Question: How can I assess whether a tissue sample is a good candidate for Single Cell ATAC or Single Cell Multiome ATAC + Gene Expression assays?
Answer: When isolating nuclei from frozen whole tissue, it is not possible to directly assess cell viability prior to nuclei isolation. Therefore understanding the sample’s source, handling, and storage conditions are critical to determining whether it is of sufficient quality for single cell analysis.
The following table outlines the impact of sample/nuclei quality on several aspects of final data quality:
RNA Integrity* | Ambient RNA/low GEX data complexity* | Chromatin structure/ ATAC data quality | |
Is ______ impacted by input sample quality? | Yes - dead/dying cells, RNase activity | Yes - dead/dying cells, RNase activity | Yes - dead/dying cells, prolonged -80°C storage, NETs |
Is ______ impacted by nuclei quality? | No, as long as recommended RNase inhibitor is used | Yes - overlysed nuclei leak transcripts | Yes - overlysed nuclei can have reduced chromatin structure |
Can ______ be screened before an assay? | In principle, RIN score (not validated and no recommended cutoff) | Currently no validated method | Currently no validated method |
* RNA integrity and ambient RNA/low GEX data complexity will only impact the Single Cell Multiome ATAC + Gene Expression assay.
It is possible to have high quality GEX data and poor quality ATAC data, or vice versa, and there is not a validated method to assess chromatin structure prior to running an assay.
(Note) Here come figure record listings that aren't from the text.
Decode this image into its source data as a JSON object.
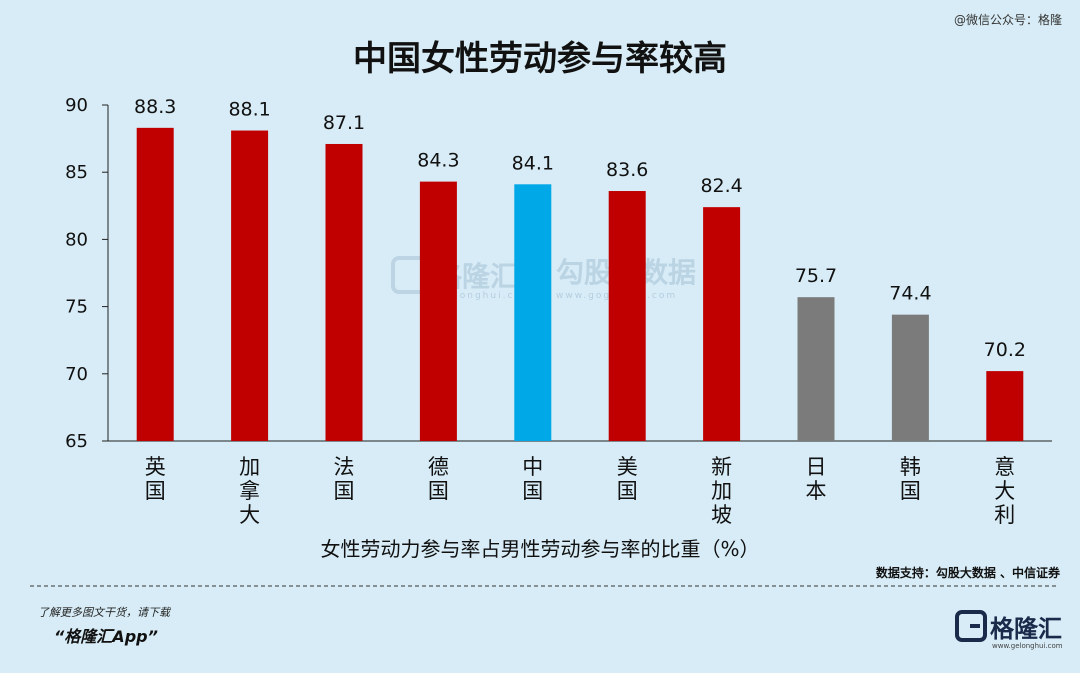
{
  "watermark_text": "@微信公众号：格隆",
  "center_watermark": {
    "brand": "格隆汇",
    "brand_url": "gelonghui.com",
    "partner": "勾股大数据",
    "partner_url": "www.gogudata.com"
  },
  "source_text": "数据支持：勾股大数据  、中信证券",
  "footer": {
    "note": "了解更多图文干货，请下载",
    "app": "“格隆汇App”",
    "brand": "格隆汇",
    "brand_url": "www.gelonghui.com"
  },
  "colors": {
    "highlight": "#00a8e8",
    "developed": "#c00000",
    "asia_developed": "#7b7b7b",
    "background": "#d7ecf6"
  },
  "chart_data": {
    "type": "bar",
    "title": "中国女性劳动参与率较高",
    "xlabel": "女性劳动力参与率占男性劳动参与率的比重（%）",
    "ylabel": "",
    "ylim": [
      65,
      90
    ],
    "yticks": [
      65,
      70,
      75,
      80,
      85,
      90
    ],
    "categories": [
      "英国",
      "加拿大",
      "法国",
      "德国",
      "中国",
      "美国",
      "新加坡",
      "日本",
      "韩国",
      "意大利"
    ],
    "values": [
      88.3,
      88.1,
      87.1,
      84.3,
      84.1,
      83.6,
      82.4,
      75.7,
      74.4,
      70.2
    ],
    "data_labels": [
      "88.3",
      "88.1",
      "87.1",
      "84.3",
      "84.1",
      "83.6",
      "82.4",
      "75.7",
      "74.4",
      "70.2"
    ],
    "bar_colors": [
      "#c00000",
      "#c00000",
      "#c00000",
      "#c00000",
      "#00a8e8",
      "#c00000",
      "#c00000",
      "#7b7b7b",
      "#7b7b7b",
      "#c00000"
    ],
    "grid": false,
    "legend": "none"
  }
}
Understanding whether a tissue is of high quality (high expected cell viability, rapid processing from collection to nuclei isolation/snap-freezing, storage in liquid nitrogen, etc.) will best position users to generate high quality data. Tissues of lower or unknown quality have increased risk of poor data quality including reductions in chromatin structure that are not detected before running an assay.